The second area is communications data - a much broader category.
This involves address and subscriber information relating to phone calls, such as what other numbers a phone was in contact with (but not what was said), who owns a phone and similar details about emails and computer IP addresses.
This is used much more broadly. In 2013, there were 514,608 requests (a drop from 2012, when there were 570,135). More than half were for subscriber information.
Police and other law enforcement bodies, such as the National Crime Agency, are the overwhelming consumers of this, accounting for 87.5% of requests.
A further 11.5% came from intelligence agencies (overwhelmingly from MI5, with 56,918 requests). Local authorities made up 0.3% and other bodies 0.5%.
In past years, there have been concerns over whether some bodies might be using these powers for areas not originally intended under the law - but the report says that less than half a per cent of requests were for purposes other than prevention and detection of crime or disorder, national security or preventing death or injury.
However, the commissioner does query whether there is too much reliance on this power, saying 514,608 requests is "a very large number".
He told the BBC: "It really does require to be investigated whether there may not be an institutional over-emphasis in police forces on progressing their criminal investigations and an institutional under-emphasis on the privacy side of it."
There were 970 errors - some of which were serious. For instance, when the police were trying to attend someone who might be attempting suicide or might be a victim of crime and went to the wrong address initially based on the communications data.
In two cases, warrants were executed at the homes of innocent people.
It is also clear that certain police forces use the power much more than others proportionate to their population.
Similarly, although the overall volume is much lower, there are wide variations in use by councils, with 121 not using it at all and others, such as Southampton, York and Birmingham city councils and the London boroughs of Bromley and Enfield, using it 80 or more times.
But on the issue of whether there is mass surveillance - a claim made on the basis of documents provided by US whistleblower Edward Snowden - the commissioner essentially gives Britain, and particularly GCHQ, a clean bill of health.

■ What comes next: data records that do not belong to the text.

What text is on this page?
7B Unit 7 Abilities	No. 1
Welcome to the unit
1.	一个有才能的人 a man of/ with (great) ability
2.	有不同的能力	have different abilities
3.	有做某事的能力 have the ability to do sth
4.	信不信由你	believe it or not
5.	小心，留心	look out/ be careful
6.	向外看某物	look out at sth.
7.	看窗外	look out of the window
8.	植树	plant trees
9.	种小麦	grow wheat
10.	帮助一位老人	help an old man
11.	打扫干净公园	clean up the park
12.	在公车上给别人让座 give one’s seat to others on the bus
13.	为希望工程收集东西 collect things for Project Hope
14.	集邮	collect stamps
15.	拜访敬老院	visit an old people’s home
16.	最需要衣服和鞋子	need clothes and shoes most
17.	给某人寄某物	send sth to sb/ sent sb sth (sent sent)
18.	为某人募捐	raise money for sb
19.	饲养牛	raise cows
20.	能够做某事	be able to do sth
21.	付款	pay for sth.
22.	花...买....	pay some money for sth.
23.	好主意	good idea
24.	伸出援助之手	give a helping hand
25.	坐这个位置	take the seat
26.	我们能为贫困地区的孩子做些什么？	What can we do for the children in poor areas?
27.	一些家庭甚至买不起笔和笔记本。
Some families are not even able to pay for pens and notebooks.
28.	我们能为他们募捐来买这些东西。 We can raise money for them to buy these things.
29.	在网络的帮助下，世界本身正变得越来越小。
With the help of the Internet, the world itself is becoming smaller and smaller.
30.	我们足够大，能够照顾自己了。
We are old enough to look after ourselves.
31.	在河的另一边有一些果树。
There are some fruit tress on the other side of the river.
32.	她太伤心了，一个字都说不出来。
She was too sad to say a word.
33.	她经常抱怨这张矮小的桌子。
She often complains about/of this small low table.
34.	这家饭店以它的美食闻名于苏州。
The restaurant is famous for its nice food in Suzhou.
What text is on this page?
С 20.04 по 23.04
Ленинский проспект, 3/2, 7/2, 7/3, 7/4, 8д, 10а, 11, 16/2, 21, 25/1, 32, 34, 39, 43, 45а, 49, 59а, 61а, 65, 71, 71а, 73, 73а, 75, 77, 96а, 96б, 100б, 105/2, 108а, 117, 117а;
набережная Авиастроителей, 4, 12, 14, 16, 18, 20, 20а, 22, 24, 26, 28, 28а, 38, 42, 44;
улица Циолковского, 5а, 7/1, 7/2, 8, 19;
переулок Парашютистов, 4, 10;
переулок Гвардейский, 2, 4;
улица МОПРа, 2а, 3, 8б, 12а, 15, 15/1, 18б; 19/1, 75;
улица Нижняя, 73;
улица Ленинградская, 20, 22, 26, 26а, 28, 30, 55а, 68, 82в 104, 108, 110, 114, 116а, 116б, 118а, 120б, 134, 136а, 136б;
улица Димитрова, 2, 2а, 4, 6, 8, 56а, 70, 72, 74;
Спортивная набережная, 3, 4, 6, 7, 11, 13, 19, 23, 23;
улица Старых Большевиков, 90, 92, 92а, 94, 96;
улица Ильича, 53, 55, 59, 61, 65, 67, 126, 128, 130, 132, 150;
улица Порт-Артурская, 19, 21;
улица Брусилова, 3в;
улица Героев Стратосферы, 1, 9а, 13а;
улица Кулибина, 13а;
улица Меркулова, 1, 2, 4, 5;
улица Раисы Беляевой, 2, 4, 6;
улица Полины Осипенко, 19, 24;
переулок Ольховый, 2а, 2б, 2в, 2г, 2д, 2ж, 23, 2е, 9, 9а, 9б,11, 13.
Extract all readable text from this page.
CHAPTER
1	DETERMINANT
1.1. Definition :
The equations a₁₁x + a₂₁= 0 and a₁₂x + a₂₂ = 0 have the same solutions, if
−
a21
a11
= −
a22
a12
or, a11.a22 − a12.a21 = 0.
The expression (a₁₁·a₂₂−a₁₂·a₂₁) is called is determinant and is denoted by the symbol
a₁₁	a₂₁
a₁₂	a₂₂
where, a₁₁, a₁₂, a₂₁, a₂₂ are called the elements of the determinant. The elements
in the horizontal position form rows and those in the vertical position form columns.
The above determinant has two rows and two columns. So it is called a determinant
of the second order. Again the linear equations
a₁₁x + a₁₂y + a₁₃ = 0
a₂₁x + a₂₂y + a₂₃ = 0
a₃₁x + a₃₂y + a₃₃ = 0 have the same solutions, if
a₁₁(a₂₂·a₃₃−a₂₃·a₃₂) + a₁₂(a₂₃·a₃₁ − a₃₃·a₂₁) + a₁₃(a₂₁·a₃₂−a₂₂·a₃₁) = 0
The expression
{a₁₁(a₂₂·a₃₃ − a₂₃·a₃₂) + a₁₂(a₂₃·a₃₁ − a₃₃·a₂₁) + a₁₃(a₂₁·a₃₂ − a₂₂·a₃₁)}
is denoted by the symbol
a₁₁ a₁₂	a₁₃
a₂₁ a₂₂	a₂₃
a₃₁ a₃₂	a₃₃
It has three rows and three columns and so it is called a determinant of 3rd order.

"I can assure anyone who is not associated with terrorists or serious criminals that the agencies have no interest whatever in examining their private communications and for practical purposes do not do so," he said.
Sir Anthony acknowledged there were legitimate concerns that need to addressed, but said he believed the current legal framework - the Regulation of Investigatory Powers Act 2000 - was broadly fit for purpose and being used correctly.
He found that even though so-called "general warrants" provide for large-scale collection of material, this was primarily focused on foreign traffic, and GCHQ could not indiscriminately trawl through it.
As a result, he said, there was no "sentient" intrusion into the private affairs of UK citizens - in others words, by a person rather than in automated fashion by a computer.
He also said he had found no evidence that GCHQ was circumventing the law by getting material from the US that it did not have the power to access itself.
Home Secretary Theresa May said the report "makes clear the intelligence agencies, law enforcement agencies and other public authorities operate lawfully, conscientiously and in the national interest".
Foreign Secretary William Hague, the minister responsible for GCHQ, said: "A senior and fully independent judge has looked in detail at whether the interception agencies 'misuse their powers to engage in random mass intrusion into the private affairs of law abiding UK citizens'.
"He has concluded that the answer is 'emphatically no'.
"We are open to suggestions to strengthen the oversight framework even further and make it as transparent as possible without putting security at risk."